Originally built in the mid-1840s, the cabin was intended as a gift from Hezekiah Faris (later Farris) to his stepson, Allen Roberts. Farris himself was a native of Virginia and long-time resident of Tennessee who migrated to Texas in 1835. He fought at the Battle of San Jacinto with Captain James Gillaspie and may have helped to capture the Mexican General Santa Anna. Following the Texian War for Independence, Farris received a headright of land from the new Republic of Texas in February 1838 and settled there with his wife, widow Matilda Roberts. In 1841, Farris and his brother, William, founded a church called Farris Chapel, which provided a home to multiple denominations and served as the basis of a community that exists still today.
Shortly after the completion of the church, Ferris hired a builder to construct a log cabin for his stepson, Allen, who had recently arrived in Texas. Originally located about 15 miles southwest of Huntsville along Sandy Creek, the cabin was constructed with “square-hewn logs and half-dovetail notches” -- a distinctive building style that showed up in several other cabins in the area.
Despite the expert craftsmanship that went into the cabin, the Ferris family moved the structure at least three times, disassembling and rebuilding it as needed. In fact, the cabin has provided shelter for many different people over the last 175 years. During the Great Depression in the 1930s, Alton Farris rented the building to tenant farmers who worked on his property, and one couple even used it as their honeymoon cabin in 1939. Yet, in recent decades, the cabin had fallen into disrepair, functioning primarily as a hay shed and refuge for animals.

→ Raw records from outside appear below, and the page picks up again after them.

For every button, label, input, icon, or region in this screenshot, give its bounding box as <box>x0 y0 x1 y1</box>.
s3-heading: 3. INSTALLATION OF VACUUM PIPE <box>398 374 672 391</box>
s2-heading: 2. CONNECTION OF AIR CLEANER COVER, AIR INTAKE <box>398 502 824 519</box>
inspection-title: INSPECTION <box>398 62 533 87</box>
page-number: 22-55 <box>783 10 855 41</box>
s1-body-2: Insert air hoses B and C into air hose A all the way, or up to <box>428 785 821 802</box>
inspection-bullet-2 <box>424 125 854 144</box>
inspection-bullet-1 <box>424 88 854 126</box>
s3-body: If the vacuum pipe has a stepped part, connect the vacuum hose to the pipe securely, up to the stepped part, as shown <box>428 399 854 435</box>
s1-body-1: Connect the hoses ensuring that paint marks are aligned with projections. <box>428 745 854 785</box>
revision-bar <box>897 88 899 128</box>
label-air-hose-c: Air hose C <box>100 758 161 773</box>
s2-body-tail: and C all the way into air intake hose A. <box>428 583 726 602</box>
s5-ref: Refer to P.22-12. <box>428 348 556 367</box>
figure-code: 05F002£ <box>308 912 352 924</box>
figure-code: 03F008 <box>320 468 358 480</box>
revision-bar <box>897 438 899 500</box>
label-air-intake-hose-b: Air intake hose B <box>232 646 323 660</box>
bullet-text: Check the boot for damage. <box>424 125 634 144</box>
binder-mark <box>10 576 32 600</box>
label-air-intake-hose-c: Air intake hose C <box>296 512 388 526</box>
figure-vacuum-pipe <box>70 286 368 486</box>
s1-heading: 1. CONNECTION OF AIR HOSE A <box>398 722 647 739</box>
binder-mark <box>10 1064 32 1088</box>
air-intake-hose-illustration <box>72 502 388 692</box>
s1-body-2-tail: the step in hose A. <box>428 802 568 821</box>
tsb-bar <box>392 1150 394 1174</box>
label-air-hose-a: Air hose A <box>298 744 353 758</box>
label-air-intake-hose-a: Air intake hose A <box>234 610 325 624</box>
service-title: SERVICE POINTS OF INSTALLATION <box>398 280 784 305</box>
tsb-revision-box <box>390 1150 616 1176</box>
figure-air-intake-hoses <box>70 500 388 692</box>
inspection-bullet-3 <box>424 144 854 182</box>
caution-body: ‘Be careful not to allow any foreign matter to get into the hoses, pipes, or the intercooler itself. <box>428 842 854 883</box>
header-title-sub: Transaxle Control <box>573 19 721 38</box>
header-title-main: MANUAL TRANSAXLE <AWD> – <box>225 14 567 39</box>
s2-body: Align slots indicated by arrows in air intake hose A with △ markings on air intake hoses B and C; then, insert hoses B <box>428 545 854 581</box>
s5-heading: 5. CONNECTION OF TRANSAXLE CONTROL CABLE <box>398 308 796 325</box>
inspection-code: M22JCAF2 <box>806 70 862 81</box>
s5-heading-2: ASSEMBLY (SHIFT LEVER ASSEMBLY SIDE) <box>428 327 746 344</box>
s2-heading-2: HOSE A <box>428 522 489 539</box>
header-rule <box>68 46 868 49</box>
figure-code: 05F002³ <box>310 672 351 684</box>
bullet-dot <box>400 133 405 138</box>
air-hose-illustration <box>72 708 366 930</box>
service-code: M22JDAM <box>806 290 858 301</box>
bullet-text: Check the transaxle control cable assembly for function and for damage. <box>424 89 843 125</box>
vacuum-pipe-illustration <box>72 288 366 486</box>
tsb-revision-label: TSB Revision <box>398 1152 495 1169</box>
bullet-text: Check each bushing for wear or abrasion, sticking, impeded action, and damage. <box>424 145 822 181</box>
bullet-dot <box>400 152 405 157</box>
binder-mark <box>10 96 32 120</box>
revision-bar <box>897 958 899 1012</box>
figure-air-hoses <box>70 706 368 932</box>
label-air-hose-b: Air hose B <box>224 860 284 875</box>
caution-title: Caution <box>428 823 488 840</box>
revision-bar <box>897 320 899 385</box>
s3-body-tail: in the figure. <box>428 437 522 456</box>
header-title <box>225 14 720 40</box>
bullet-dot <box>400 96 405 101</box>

In 2001, Farris descendent Maggie Farris Parker donated the cabin and $1000 to the City of Huntsville. Although degeneration and decay had beset the little home, and dry rot and termites had damaged many of its logs, the leaders of Huntsville’s Main Street Program teamed up with Sam Houston State University to restore the structure and move it to a place of prominence on the courthouse square. Tucked on a small lot at the heart of the town founded by Pleasant Gray, the Cabin on the Square now houses a shop where local hand-craft groups sell their wares.